Even the finest instruments in the world cannot sound their best with old or poor quality strings. Strings will usually go bad long before they ever break. Look for changes in appearance on the surface of the string, such as being able to see under the tightly wrapped top, or “dents” in the textual consistency of the string. Avoid using cheap steel strings when you have a quality stringed instrument for it can seriously compromise the quality of sound the instrument makes.

String Tuners

If your tuner has a lever under the tailpiece, guard against the lever touching the top of the instrument this can seriously bruise the wood under the tailpiece. To reduce the depression of the lever, merely turn the tuner screw to the left (counter clockwise). If you wish to use more then one tuner, consider having us install a WHITTNER tailpiece with the built-in tuners for ease of tuning.


A fresh hank of bow hair can be expected to last for 120 playing hours. This means your bow should be re-haired once every six months if you play 1/2 an hour a day, five days a week. Loosen the bow when it is not in use, and always keep fingers and polish away from the bow hair.


THE BRIDGE MUST BE KEPT IN A PERPENDICULAR POSITION. TUNING THE STRINGS TENDS TO PULL IT FORWARD. Check its position frequently. If neglected, the bridge may warp, even break. If it requires adjusting, please see our shop’s repairmen.

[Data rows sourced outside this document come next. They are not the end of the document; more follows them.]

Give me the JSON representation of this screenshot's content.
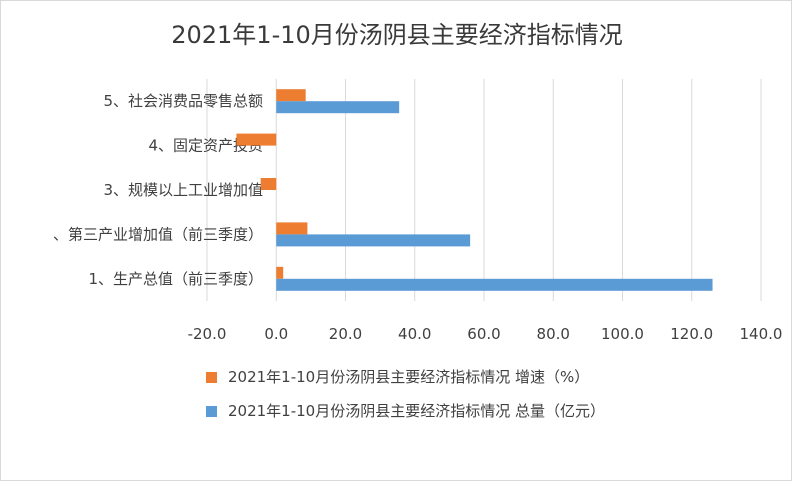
{
  "chart_data": {
    "type": "bar",
    "orientation": "horizontal",
    "title": "2021年1-10月份汤阴县主要经济指标情况",
    "categories": [
      "1、生产总值（前三季度）",
      "、第三产业增加值（前三季度）",
      "3、规模以上工业增加值",
      "4、固定资产投资",
      "5、社会消费品零售总额"
    ],
    "series": [
      {
        "name": "2021年1-10月份汤阴县主要经济指标情况 增速（%）",
        "color": "#ed7d31",
        "values": [
          2.0,
          9.0,
          -4.5,
          -11.5,
          8.5
        ]
      },
      {
        "name": "2021年1-10月份汤阴县主要经济指标情况 总量（亿元）",
        "color": "#5b9bd5",
        "values": [
          126.0,
          56.0,
          null,
          null,
          35.5
        ]
      }
    ],
    "xlim": [
      -20,
      140
    ],
    "xticks": [
      "-20.0",
      "0.0",
      "20.0",
      "40.0",
      "60.0",
      "80.0",
      "100.0",
      "120.0",
      "140.0"
    ],
    "grid": true,
    "legend_position": "bottom"
  }
}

If the chinrest is loose or is touching the tailpiece, it may produce a buzzing sound. See our repairmen for an adjustment so that the chinrest is firmly secured.


Unless the post is fitted properly, the tone of the instrument will be disturbed. If it moves, falls, or changes shape, loosen the string tension slightly and ask our repair shop to reposition it correctly.

Periodic Inspection

An instrument demands continuous care. Players should inspect the strings, bridge, and bow at least once a week. Also, carefully look for any signs of cracks or open glue joints on the wood.

Open Edges

Check your instrument regularly to note whether the top or back has become unglued from the ribs at any point. If so, do not neglect this; see our repairmen as quickly as possible. The longer this is unattended to the worse the situation becomes for the instrument. Check periodically for cracks that may develop, especially during cold, dry weather. Keep all polishes away from open cracks, and bring the instrument to our shop so that the cracks will be glued as quickly as possible.